The device tree is a shorthand notation for assigning various settings to hardware. Basically it is associated with setting up hardware before its use…but these are settings which can be changed, though not often…so it is called hardware when it is hard wired, firmware when it can be changed but changes how the hardware behaves, and software when it is independent of how the hardware works. In a desktop motherboard the BIOS would set up much of the firmware…in an embedded system you have to do more to set this up before the system starts booting.
Do know that there are lots of Linux tutorials out there on configuring a kernel. It will be a learning curve, it won’t be impossible. Something which will give you an advantage is to know that on a running Jetson there will be a file in directory “/proc”. That file is “config.gz”. This is not a real file, it is actually in RAM and is a reflection of the running kernel’s configuration…that configuration being one of every feature or option the kernel was built to support. To change a kernel you start with the original configuration, and only then do you make changes for what you want.

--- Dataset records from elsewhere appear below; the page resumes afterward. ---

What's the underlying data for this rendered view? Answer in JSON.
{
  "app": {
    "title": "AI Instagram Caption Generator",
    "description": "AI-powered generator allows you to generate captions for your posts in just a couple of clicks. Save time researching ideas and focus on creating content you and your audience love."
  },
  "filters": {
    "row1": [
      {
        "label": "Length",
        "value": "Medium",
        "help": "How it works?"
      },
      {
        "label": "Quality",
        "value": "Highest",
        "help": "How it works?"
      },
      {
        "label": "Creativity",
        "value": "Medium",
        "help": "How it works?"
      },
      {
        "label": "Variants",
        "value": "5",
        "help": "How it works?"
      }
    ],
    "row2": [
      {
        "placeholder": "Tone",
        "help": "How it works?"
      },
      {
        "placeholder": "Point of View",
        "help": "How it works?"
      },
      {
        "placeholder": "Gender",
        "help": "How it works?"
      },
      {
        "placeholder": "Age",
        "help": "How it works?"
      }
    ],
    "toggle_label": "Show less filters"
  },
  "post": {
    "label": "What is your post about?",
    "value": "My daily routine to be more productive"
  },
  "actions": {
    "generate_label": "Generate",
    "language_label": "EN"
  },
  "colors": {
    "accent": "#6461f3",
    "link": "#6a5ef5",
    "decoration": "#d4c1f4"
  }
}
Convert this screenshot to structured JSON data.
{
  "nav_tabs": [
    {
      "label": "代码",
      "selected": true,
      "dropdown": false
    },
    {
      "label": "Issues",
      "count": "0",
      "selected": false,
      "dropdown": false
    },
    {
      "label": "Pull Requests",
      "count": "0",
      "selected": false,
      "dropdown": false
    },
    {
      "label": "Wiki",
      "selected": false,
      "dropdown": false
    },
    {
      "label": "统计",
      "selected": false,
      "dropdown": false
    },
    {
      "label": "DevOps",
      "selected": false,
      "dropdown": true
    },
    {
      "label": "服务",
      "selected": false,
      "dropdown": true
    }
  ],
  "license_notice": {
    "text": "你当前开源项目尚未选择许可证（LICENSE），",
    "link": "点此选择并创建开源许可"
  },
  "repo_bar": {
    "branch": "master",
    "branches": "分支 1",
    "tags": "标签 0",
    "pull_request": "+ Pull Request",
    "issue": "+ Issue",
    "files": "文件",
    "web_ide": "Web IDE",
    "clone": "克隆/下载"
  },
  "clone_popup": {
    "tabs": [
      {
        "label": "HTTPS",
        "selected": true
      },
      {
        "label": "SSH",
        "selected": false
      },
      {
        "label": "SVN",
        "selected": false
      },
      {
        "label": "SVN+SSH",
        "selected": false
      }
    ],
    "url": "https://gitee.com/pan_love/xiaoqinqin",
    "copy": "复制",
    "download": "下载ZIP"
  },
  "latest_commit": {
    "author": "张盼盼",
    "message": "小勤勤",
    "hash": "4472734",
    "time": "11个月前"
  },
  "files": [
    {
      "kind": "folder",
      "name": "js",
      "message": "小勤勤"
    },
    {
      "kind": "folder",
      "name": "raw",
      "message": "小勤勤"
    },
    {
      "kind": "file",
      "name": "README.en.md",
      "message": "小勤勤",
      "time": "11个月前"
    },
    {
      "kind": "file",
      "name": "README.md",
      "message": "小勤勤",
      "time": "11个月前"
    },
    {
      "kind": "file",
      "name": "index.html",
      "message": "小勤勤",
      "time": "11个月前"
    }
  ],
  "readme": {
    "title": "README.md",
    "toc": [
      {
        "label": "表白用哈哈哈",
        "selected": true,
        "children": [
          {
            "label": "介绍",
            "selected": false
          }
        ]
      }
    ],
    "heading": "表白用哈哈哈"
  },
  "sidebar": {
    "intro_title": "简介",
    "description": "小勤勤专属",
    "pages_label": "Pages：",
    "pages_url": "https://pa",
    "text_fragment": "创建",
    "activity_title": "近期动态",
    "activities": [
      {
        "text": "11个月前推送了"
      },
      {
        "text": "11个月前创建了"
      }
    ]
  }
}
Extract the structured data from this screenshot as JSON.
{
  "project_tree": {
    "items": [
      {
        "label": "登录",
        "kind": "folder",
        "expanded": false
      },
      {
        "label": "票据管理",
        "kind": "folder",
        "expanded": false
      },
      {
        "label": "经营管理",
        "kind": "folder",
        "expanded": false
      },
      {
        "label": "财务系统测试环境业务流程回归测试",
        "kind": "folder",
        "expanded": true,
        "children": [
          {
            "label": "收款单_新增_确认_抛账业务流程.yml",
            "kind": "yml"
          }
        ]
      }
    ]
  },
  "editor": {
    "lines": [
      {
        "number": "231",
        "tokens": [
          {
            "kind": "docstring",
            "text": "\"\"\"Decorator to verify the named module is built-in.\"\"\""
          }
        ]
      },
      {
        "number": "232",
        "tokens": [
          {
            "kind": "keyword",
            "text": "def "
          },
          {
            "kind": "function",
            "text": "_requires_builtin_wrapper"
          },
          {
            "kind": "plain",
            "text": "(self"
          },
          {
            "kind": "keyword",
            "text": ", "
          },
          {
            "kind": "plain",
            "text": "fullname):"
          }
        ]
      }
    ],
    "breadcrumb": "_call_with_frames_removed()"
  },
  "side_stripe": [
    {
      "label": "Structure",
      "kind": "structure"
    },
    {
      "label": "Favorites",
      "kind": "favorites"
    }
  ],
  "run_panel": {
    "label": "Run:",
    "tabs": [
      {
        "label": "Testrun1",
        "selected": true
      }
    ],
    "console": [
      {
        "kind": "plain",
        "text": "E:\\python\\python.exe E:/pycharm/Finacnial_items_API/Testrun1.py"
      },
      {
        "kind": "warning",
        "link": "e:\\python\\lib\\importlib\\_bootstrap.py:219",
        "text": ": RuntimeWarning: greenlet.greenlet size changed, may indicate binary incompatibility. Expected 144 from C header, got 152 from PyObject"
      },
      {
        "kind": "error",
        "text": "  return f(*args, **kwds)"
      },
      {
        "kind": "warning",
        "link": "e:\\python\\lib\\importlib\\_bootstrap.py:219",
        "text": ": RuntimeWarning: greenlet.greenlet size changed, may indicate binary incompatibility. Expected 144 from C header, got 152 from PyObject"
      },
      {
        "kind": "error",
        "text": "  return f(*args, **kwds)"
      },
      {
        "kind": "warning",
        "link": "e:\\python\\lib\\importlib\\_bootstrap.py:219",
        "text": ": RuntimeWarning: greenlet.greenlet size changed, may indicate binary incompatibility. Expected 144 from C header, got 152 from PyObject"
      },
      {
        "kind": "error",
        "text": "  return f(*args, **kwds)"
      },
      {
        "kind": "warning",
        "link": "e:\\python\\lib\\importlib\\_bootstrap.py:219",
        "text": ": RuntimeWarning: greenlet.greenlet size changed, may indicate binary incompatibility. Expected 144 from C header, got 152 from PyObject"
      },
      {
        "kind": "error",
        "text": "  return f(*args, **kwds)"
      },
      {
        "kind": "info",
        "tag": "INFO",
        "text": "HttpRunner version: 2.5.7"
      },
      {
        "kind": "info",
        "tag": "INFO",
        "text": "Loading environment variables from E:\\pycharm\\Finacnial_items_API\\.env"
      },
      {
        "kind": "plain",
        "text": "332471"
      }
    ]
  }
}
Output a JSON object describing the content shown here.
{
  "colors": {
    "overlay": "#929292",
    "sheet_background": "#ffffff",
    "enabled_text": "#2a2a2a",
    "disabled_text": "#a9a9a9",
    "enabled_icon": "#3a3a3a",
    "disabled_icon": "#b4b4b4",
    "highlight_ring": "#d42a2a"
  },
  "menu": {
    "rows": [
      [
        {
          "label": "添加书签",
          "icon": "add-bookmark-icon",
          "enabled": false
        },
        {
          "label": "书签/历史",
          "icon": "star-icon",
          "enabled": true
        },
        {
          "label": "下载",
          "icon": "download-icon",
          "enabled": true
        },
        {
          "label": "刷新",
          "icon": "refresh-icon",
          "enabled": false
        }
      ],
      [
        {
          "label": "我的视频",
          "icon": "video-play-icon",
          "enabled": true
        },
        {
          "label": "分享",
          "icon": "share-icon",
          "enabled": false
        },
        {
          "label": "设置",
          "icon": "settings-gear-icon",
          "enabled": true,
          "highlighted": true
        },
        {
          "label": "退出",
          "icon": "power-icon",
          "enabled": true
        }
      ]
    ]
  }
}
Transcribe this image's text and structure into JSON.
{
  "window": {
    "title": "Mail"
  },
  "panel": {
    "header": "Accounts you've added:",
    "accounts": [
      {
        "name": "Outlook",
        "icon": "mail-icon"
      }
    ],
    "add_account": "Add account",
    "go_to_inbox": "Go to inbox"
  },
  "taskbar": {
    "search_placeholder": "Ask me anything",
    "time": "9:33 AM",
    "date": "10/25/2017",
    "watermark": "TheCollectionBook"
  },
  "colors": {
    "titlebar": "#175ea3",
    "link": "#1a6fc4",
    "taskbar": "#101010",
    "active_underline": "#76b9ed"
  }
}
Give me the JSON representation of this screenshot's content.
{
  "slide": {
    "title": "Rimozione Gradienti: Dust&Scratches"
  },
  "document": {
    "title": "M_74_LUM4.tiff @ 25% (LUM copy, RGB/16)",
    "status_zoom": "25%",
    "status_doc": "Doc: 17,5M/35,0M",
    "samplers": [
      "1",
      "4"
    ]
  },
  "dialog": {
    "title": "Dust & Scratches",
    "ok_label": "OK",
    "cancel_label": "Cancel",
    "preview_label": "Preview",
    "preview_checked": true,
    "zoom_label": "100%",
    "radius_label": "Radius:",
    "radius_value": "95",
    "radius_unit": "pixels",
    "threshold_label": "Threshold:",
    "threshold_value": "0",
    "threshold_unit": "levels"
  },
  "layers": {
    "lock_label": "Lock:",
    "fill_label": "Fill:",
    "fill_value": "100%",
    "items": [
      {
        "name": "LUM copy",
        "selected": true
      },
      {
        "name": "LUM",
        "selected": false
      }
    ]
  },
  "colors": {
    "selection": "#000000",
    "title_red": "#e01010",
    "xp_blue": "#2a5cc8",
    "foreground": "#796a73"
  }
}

Your “make -j6” command did not specify anything specific to build, so it tried to build everything. If one part needed another part, and if that part had not been configured, you would get an error. The file “/proc/config.gz” can be copied to where your kernel source is, then uncompressed with “gunzip config.gz”. Copy it to name “.config” and the kernel build will see it (“cp config .config” will do the copy). If you run “make menuconfig” you will get an application for human-readable editing of kernel features. You will need to understand how to do that before you can do anything significant. Try it, then “make mrproper” to clean it all out and start over…practice. You can use “make nconfig” for an alternate version of menuconfig which gives you some ability to search for symbols (such as the shorthand name of a driver you want to install for your device). “make xconfig” is a graphical version. You may need to install the devel version of the ncurses5 package to get these to work…this is an Ubuntu adminstration topic and not particular to kernels or Jetsons.
When you “make -j6 Image”, then you make the kernel image. When you “make -j6 modules”, then you make dynamically insertable modules which can become part of a kernel as it runs. The part in the error about dtbs is about firmware, and you don’t need this to change to do what you want…your command which did not name Image or modules wanted to build everything. You don’t need everything.
In the download page for your version of L4T is Documentation. This has much of what you want for basic procedures, although it is not a tutorial. For R27.1 see:
[url]https://developer.nvidia.com/embedded/linux-tegra-271[/url]
For the R28.1 which was released yesterday, see:
[url]https://developer.nvidia.com/embedded/linux-tegra[/url]
Search google for “configure linux kernel tutorial”. Understand that the Image file is an uncompressed file, but that different versions of compression are used with different hardware and different flavors of boot loader software. So if you see zImage, or bzImage, or uImage, just think “Image” since the Jetson does not use compression. Any time you build a compressed version it will build Image first, and then create a compressed version as well. Just build Image since you don’t need a compressed version.
There are also topics on cross-compiling. When you build a kernel (the “make -j6”) you are building it for the computer you are building on. With various options the kernel will be built on your desktop PC, but target a different type of computer. Building for the PC on a PC is native compile for copy to a native architecture. Building on a PC for copy to a Jetson is cross compile to a foreign architecture. When this is the case you need to install extra tools on the PC (JetPack can probably do this). You also need some extra compile options (often something starting with “O=” or similar). There are a lot of steps, you’ll just need find a place to start based on the Document download of one of those above URLs.
Btw, if you use Windows and it detects a new device and asks if you want to install a driver for it, this is basically what you are doing. Someone has compiled a driver for your architecture and made it available on the internet…then the driver is downloaded and installed. Your PC is used to create the driver and then the module is being manually copied to the Jetson. Mostly the drivers are out there, but you have to manually tell the system how to build and install the driver, it isn’t automatic.